A healthy social life may be as good for us as avoiding cigarettes! Brigham Young University and the University of North Carolina Chapel Hill pooled data from 148 studies found that those with robust social ties had a 50% increased chance of longevity.
Social connection improves physical and emotional well-being. Several recent Japanese studies confirm this to be the case.
We know what is good for us: eat your veggies, work out and get enough sleep. But do we think of social connection is just as critical?
A University of Michigan study showed that a lack of social connection is more detrimental than obesity, smoking or high blood pressure. Connected people have lower levels of anxiety and depression, have higher self-esteem, greater empathy, are more trusting and cooperative and, as a consequence, others are more open to trusting and cooperating with them. Social connectedness generates a positive feedback loop of social, emotional and physical well-being.
Unfortunately research shows that loneliness is on the rise and social connectedness is waning alarmingly. A Stanford study showed that 25% of Americans have no one to share a personal problem with. This decline in social connectedness may be leading some to seek counseling.
Sheldon Cohen at Carnegie Mellon University exposed volunteers to the common cold virus and then quarantined them. Participants with more social connections were less likely to develop a cold than the more socially isolated.
Studies suggest that the immune response may be affected by stress hormones — so a strong social life affects immune function by helping people keep physiological stress in check.
We look out for each other in bad times or natural disasters. It is easier to see big tragedies but we are often not as tuned into what is going on around us. Generosity can take many forms, our time or our attention. At times what is needed is just to be listened to, not help resolving the issue.
My family and I have the privilege of visiting a friend in a nursing home regularly. Every time he would tell us “I have been just doing a lot of nothing”. All we can do is be with him so he has someone to share his time with.
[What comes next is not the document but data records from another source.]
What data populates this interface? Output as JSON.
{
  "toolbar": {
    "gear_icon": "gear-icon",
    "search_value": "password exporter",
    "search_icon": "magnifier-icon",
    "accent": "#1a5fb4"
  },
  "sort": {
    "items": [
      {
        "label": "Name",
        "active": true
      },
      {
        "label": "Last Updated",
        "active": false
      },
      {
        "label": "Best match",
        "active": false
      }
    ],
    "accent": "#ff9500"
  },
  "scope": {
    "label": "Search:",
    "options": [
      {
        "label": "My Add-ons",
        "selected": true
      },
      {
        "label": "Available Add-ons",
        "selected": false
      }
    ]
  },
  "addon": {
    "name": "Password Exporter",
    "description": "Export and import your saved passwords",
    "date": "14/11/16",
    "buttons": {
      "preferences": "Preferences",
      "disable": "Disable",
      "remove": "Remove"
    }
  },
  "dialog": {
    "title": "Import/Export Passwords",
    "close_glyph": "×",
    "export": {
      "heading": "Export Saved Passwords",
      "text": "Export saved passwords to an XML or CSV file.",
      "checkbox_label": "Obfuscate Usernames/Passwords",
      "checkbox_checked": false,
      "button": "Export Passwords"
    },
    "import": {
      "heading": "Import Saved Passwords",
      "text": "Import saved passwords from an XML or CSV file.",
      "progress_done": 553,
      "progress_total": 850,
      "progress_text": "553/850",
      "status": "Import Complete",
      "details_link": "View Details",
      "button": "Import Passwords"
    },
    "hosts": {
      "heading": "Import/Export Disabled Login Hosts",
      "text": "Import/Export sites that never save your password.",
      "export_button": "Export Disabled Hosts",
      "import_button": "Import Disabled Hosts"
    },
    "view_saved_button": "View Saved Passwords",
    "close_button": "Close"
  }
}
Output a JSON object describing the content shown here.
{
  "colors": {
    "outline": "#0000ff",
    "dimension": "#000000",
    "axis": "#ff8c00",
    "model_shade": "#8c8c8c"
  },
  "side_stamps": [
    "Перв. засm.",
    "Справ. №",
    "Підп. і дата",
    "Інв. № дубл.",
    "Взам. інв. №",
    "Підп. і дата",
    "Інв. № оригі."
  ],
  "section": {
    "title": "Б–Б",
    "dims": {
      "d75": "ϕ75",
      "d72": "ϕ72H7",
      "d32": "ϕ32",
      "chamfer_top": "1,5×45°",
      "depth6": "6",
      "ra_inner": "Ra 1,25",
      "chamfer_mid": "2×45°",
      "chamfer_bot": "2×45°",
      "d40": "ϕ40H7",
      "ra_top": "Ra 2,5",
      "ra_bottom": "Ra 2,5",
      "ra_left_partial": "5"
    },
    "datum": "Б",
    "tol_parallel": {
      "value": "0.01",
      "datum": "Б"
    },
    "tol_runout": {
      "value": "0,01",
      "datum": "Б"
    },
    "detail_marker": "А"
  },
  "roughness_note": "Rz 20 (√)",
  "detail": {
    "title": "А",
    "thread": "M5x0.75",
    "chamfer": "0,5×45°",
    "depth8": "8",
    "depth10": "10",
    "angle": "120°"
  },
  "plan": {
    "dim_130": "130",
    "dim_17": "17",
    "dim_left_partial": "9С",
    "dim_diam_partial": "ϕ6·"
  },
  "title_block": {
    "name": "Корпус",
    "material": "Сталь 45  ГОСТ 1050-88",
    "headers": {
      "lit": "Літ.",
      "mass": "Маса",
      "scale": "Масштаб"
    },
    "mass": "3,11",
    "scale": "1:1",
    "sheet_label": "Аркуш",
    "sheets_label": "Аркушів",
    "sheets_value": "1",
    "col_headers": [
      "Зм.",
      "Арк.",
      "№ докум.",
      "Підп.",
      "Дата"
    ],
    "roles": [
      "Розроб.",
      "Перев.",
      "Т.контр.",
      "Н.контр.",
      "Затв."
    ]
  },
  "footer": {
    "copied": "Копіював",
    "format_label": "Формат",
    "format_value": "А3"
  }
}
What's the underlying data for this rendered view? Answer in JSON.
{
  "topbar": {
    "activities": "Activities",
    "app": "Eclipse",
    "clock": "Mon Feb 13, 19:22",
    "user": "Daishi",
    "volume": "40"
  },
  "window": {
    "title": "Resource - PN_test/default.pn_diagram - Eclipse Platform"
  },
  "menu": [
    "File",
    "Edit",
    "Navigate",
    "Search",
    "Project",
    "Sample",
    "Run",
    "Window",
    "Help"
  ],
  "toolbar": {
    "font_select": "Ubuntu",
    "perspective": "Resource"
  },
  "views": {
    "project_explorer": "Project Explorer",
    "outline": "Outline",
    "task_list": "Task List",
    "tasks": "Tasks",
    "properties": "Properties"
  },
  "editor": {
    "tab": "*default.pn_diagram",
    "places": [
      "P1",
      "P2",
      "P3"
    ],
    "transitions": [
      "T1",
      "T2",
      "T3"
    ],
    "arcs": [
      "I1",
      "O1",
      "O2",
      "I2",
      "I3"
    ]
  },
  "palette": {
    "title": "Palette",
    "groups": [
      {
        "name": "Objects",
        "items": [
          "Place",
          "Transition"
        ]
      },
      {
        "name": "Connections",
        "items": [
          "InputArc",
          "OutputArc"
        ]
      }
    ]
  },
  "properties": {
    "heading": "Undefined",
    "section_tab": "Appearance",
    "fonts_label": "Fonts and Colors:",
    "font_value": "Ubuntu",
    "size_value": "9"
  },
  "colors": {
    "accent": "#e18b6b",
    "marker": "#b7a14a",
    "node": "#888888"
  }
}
The good news is that the benefit has more to do with the subjective feeling of connection than the actual number of friends. You could have 1,000 friends and still feel socially disconnected (hence the expression loneliness in a crowd) but you could also have no close friends or relatives and still feel very connected from within. Look within. It’s not your location that makes you safe. It’s where you are in your soul, mind and heart. That place is real and safe. Open your heart. Embrace it.
Stoicism defines humans as social beings as well as rational ones. Stoic philosopher Marcus Aurelius writes that “all human beings are a family and meant to to be treated as such. Humans are born to work together.”
“The whole idea of compassion is based on a keen awareness of the interdependence of all these living beings, which are all part of one another, and all involved in one another.” – Thomas Merton
joke: What did the quiet tent say to the noisy tent? Zip It!